Typically, most charitable gifts, regardless of the total wealth
of the donor, fall under the category of checkbook philanthropy, meaning
monetary gifts made in response to specific fundraising requests or one-off
situations such as benefit events and auctions. While this form of giving is no
less important, it often occurs without much forethought, and may not afford the
philanthropist or the charitable organization some of the benefits that are
gained by planned giving.
Yet many wealthy individuals have initiated some kind of planned
giving to structure their philanthropic activities. Just over half of our survey
participants had already established a planned gift, but there was a greater
disparity when viewed by segment.
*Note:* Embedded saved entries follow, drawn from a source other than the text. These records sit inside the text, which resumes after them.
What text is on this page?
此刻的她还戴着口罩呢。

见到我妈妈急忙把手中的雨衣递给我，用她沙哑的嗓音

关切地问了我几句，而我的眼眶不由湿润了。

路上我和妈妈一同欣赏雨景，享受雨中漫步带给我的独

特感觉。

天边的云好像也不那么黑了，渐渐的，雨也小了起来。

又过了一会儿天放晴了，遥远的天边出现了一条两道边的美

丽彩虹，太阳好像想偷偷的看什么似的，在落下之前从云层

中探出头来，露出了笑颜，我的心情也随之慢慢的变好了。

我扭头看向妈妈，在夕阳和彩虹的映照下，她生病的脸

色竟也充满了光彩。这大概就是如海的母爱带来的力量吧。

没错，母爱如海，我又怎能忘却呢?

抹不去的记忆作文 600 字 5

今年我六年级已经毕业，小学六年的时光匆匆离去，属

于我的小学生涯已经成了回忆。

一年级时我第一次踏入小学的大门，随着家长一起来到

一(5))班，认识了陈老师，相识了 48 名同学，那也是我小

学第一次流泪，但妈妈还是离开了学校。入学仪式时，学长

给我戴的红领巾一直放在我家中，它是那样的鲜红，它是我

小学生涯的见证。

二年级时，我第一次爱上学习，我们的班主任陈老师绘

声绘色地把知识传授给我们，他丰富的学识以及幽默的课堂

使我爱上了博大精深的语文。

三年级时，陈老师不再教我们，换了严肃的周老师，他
About two-thirds, 62 percent, of the
high-influence individuals had established a planned gift, while just 39 percent
of low-influence givers had done so.
A Simple Plan There is no question that a planned-giving process can yield
numerous benefits, but it can also be an emotionally taxing experience, because
it often forces givers to face issues surrounding estate planning and mortality.
It is also highly complex, requiring the expertise of financial and tax
professionals to navigate smoothly and successfully. In an effort to understand
motivations, we asked the 247 respondents who have planned gifts a series of
questions. The opportunity to proactively reduce taxes was of material
importance for 87 percent of high-influence givers, but far less significant for
low-influence givers. Just 35 percent of that group cited tax implications as
one of the major drivers in the decision to establish a planned gift.
A large portion of both segments, however, cited a broader
planning effort as playing a principal role in their decision to create a
planned gift. Of high-influence givers, 97 percent said the planned-giving
process was part of a wider effort that focused on financial planning, estate
planning or both, as did 90 percent of low-influence givers.